This interview by Anne-Sophie Clulow Garrigou was published in The Beam #1. We were lucky enough to speak with Professor Claudia Kemfert, head of the Department of Energy, Transportation and Environment at the German Institute for Economic Research, and Professor of Energy Economics and Sustainability at the Hertie School of Governance in Berlin. Here she shares her hopes and concerns with us about the future of renewable energy. Subscribe now to read more on the subject.
The Beam: Where are we now in terms of energy transition? Which country would you say is on the right track, and where could it be improved?

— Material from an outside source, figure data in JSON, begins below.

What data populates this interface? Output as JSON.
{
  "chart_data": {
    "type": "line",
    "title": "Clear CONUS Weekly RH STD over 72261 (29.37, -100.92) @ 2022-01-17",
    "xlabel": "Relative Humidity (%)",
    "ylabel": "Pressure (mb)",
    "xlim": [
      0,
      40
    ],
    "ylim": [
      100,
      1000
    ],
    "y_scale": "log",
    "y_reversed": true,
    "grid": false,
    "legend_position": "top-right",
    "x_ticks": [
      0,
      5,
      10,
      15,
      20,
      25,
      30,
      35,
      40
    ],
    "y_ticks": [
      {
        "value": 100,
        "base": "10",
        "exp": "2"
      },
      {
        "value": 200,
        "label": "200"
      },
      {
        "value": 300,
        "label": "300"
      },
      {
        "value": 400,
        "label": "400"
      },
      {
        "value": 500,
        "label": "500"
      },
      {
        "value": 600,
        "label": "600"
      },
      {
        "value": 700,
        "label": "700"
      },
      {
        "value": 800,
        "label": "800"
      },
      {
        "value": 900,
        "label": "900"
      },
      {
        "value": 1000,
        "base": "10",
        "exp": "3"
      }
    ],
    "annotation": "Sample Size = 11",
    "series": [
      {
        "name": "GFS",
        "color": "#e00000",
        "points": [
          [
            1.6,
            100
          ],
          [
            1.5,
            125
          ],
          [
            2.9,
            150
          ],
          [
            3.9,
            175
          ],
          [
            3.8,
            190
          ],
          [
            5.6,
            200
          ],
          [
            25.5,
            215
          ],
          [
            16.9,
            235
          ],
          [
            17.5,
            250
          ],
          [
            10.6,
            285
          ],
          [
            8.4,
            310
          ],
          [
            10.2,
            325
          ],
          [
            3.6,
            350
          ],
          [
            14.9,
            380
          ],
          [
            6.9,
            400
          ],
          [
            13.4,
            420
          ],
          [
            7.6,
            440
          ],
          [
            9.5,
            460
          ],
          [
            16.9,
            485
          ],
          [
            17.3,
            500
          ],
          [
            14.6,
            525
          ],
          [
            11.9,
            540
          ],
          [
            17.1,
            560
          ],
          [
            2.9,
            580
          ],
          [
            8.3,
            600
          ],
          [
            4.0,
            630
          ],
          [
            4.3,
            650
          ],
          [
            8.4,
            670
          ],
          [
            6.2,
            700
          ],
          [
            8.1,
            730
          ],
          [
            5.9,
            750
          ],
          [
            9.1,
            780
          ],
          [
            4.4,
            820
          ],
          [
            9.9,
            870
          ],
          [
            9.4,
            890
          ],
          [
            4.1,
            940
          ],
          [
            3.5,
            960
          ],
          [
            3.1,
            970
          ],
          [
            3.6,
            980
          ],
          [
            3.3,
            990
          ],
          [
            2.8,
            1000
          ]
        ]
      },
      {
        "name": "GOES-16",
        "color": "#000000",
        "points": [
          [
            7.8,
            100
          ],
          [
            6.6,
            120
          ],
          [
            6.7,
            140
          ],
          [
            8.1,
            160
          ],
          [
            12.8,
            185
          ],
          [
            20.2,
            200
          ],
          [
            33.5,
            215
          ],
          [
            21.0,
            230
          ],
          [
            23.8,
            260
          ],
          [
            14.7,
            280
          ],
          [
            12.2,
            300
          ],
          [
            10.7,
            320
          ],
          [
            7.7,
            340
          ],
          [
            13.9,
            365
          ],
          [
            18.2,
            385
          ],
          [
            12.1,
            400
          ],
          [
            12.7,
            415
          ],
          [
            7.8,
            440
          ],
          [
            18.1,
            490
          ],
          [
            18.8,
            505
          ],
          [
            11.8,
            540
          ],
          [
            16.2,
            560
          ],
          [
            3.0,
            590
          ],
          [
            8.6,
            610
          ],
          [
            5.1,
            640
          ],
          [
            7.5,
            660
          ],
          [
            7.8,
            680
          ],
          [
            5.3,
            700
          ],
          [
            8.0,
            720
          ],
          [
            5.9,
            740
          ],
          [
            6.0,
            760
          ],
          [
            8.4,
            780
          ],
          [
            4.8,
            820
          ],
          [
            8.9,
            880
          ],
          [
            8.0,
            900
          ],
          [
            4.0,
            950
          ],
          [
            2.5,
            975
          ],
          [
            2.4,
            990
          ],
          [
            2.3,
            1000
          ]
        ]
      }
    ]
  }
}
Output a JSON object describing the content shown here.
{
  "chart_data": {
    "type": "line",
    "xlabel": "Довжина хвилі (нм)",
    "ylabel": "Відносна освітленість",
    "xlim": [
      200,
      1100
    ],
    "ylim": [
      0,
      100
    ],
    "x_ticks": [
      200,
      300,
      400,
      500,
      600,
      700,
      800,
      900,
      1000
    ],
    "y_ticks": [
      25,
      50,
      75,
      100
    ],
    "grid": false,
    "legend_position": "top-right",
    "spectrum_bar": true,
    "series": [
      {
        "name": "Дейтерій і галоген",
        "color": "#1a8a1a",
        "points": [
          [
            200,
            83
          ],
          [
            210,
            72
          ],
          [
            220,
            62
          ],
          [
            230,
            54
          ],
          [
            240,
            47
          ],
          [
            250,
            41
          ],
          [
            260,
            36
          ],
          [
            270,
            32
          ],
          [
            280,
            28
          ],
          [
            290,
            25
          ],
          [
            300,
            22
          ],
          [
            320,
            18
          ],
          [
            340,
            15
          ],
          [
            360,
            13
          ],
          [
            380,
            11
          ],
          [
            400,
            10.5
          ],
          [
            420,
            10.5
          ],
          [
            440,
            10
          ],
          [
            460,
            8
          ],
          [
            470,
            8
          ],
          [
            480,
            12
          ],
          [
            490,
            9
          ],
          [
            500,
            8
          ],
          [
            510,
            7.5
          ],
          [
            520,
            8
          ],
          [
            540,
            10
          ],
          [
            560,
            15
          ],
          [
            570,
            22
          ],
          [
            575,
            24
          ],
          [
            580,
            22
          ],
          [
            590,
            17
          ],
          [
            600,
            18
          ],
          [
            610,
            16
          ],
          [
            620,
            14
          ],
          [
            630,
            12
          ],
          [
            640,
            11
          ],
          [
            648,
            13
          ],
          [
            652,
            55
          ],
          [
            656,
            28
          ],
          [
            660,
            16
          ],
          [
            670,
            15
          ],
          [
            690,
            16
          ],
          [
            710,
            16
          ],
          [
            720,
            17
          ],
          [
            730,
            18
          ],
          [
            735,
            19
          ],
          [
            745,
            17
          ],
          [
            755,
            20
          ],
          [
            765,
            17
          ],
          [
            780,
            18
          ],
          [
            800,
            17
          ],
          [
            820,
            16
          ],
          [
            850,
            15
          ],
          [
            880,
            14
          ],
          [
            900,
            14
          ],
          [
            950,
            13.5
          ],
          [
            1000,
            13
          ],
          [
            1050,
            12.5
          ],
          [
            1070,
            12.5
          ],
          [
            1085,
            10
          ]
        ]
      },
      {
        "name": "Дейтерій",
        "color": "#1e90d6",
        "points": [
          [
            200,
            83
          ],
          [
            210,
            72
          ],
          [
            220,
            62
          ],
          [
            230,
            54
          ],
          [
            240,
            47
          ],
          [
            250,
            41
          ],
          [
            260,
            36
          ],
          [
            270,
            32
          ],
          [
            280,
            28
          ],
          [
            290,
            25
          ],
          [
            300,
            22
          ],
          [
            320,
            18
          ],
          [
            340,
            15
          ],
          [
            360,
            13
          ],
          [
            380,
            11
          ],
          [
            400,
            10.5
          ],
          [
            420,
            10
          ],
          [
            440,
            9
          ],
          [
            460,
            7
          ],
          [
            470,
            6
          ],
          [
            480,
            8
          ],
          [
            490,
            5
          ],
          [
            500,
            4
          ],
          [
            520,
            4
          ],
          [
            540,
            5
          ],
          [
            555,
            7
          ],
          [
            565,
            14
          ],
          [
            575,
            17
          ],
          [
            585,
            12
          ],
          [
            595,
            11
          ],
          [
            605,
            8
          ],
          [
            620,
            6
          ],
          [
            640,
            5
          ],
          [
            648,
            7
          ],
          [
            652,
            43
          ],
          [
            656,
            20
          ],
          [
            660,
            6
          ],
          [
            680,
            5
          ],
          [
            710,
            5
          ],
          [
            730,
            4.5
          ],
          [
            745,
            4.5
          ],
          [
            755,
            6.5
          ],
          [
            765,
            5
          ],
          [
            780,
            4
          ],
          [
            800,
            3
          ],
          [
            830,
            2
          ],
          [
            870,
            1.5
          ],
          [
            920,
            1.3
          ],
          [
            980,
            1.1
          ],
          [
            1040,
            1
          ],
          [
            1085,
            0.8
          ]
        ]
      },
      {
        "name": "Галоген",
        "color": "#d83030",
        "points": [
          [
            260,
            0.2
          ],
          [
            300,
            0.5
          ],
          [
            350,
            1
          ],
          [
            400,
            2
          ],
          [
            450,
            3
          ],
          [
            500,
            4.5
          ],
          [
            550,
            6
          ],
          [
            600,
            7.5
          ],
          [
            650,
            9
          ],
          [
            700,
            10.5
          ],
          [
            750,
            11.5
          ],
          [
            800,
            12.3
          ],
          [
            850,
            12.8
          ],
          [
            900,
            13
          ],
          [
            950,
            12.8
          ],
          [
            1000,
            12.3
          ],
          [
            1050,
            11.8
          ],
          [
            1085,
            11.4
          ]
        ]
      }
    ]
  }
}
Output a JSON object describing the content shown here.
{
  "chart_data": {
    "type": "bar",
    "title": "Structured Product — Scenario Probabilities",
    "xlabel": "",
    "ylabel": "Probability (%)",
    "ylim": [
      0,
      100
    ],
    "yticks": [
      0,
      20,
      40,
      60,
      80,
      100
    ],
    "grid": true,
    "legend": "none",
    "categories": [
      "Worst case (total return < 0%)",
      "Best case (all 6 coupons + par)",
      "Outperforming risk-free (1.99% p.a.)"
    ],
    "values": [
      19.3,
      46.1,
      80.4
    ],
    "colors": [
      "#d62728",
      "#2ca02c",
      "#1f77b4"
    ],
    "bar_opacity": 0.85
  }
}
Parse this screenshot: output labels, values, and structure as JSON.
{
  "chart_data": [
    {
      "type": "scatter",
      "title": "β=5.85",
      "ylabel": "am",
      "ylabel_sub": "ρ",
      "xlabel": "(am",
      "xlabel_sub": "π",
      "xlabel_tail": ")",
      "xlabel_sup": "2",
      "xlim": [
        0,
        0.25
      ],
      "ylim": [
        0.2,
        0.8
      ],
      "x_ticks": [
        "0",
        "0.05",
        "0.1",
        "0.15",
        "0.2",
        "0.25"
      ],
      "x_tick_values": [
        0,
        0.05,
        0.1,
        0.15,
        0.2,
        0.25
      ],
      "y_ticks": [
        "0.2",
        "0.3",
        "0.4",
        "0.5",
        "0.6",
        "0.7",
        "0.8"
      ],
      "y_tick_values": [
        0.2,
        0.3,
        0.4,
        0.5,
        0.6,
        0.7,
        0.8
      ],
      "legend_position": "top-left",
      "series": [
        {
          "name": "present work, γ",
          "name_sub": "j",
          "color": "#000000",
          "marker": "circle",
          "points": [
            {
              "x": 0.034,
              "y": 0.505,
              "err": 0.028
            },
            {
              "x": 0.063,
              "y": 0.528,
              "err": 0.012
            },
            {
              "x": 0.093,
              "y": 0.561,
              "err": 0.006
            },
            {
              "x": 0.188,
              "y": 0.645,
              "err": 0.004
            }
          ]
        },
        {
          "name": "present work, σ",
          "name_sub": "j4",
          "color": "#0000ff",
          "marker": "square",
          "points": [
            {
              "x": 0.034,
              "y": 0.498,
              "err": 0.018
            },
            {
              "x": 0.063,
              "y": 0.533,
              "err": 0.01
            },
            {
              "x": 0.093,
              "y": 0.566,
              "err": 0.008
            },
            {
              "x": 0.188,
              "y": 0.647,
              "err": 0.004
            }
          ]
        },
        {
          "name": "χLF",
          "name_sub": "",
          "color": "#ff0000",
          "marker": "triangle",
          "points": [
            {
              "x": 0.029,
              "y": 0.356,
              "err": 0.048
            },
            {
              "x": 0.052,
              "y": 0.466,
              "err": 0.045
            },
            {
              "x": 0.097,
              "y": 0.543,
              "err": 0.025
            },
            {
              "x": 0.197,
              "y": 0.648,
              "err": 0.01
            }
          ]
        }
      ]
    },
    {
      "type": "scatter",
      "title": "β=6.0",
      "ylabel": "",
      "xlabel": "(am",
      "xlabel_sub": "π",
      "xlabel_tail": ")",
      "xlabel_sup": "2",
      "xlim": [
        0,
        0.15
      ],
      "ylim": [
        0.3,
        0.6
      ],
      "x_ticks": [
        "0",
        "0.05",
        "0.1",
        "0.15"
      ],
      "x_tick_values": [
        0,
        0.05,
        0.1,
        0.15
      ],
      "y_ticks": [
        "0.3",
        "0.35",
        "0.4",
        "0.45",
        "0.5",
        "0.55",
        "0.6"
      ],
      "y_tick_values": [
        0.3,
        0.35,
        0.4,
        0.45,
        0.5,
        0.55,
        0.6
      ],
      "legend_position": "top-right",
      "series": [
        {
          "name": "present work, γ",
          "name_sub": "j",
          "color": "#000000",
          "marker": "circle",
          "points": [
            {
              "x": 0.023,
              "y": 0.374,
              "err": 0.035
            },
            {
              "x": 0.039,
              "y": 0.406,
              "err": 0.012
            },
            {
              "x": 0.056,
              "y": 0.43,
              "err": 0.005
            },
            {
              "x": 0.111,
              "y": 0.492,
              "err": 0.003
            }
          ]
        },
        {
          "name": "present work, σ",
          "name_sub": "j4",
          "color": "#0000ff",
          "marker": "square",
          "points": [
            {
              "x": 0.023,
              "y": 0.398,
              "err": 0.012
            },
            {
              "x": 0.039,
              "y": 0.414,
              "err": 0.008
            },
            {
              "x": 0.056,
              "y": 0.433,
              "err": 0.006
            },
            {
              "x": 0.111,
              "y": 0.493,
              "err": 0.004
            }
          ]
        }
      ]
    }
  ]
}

Prof. Claudia Kemfert: Denmark is quite far in its energy transition, with increasing shares of wind energy and an intended reduction of fossil fuels. Norway and Austria both have a high share of renewable hydro energy. China and USA both invest a lot in renewable energy and intend to substantially reduce their share of coal. Germany has done a lot but must do more especially to reduce the share of coal and increase the share of renewable energy. Much more has to be done to save energy and make transportation more sustainable and climate-friendly.
What are the German efforts in reducing CO2 emissions in comparison with other countries? Is Germany still an international pioneer?
Germany is one of the pioneers — but not the leading one — as it managed to reduce emissions by 32 percent in comparison to 1990. But the intended emissions reduction of minus 40 by 2020 will most likely not be met because of the still high share of coal and the missing strategies for sustainable and climate-friendly transportation and energy saving.
What are the main obstacles to the development of renewable energy sources today?
An energy system, which is based primarily on renewable energy, will be more decentralized, more dynamic, flexible and smart than the previous one based on conventional energy. All kinds of flexibility options are necessary such as dynamic real-time price information, demand side responses as well as more dynamic supply and demand reactions. We need smart grids, virtual power plants, demand-side mechanism, and storage. To implement all these changes a clever market design is crucial. This, however, is difficult to implement in a conventional energy system. The old system is not the new system. The old system has incentives to hinder an effective change towards the new system. That is a big obstacle.
What kinds of general trends have you seen in the renewable industry that stand out to you?
One major and impressive trend is still today the learning curve effect because of technological improvements and economies of scale. There will be more technological innovation towards flexibility mechanisms such as smart grids and storage based on renewable energy.
What are your main challenges in your work as an economist in renewable energy?
Economists look at how the economy can be regulated in order to act in a more sustainable way. Market regulation is necessary to get a more sustainable market, a more sustainable future. We need a new and better system to act in a more sustainable way. We need to move the market towards renewable energy — sustainable mobility and also energy saving. We need to get the prices right — and fair. Fossil fuels are still globally heavily subsidized causing a disadvantage to renewable energy. We have to reduce fossil fuel subsidies soon.
As an economist and professor, how do you think we can make renewable energy “sexier” than it is today for the general public?
A clever framework and political mechanisms are always necessary in order to improve the system. In my opinion, economists are crucial for this as they assess the economic consequences of climate policy and guide the politicians towards a more effective framework. Climate change is a severe problem. We need to reduce emissions and reduce reliance on fossil fuels by developing alternative technologies; for example, renewable energy or alternative fuels or more energy saving all need a framework. After the Paris agreement on climate change, the public is interested in solutions. Energy and climate change economists can provide transparency.
What is the economic cost of climate change according to your expertise?
The costs of climate change are huge, as several reports have shown. The economic chances of climate protection are huge, as there will be massive investment in innovative technology like renewable energy , smart grids, storage of energy efficiency technology, and jobs. Energy saving investment causes a double dividend as energy costs are reduced and the competitiveness of the whole economy is improved. In addition, the investment in regional economy is beneficial.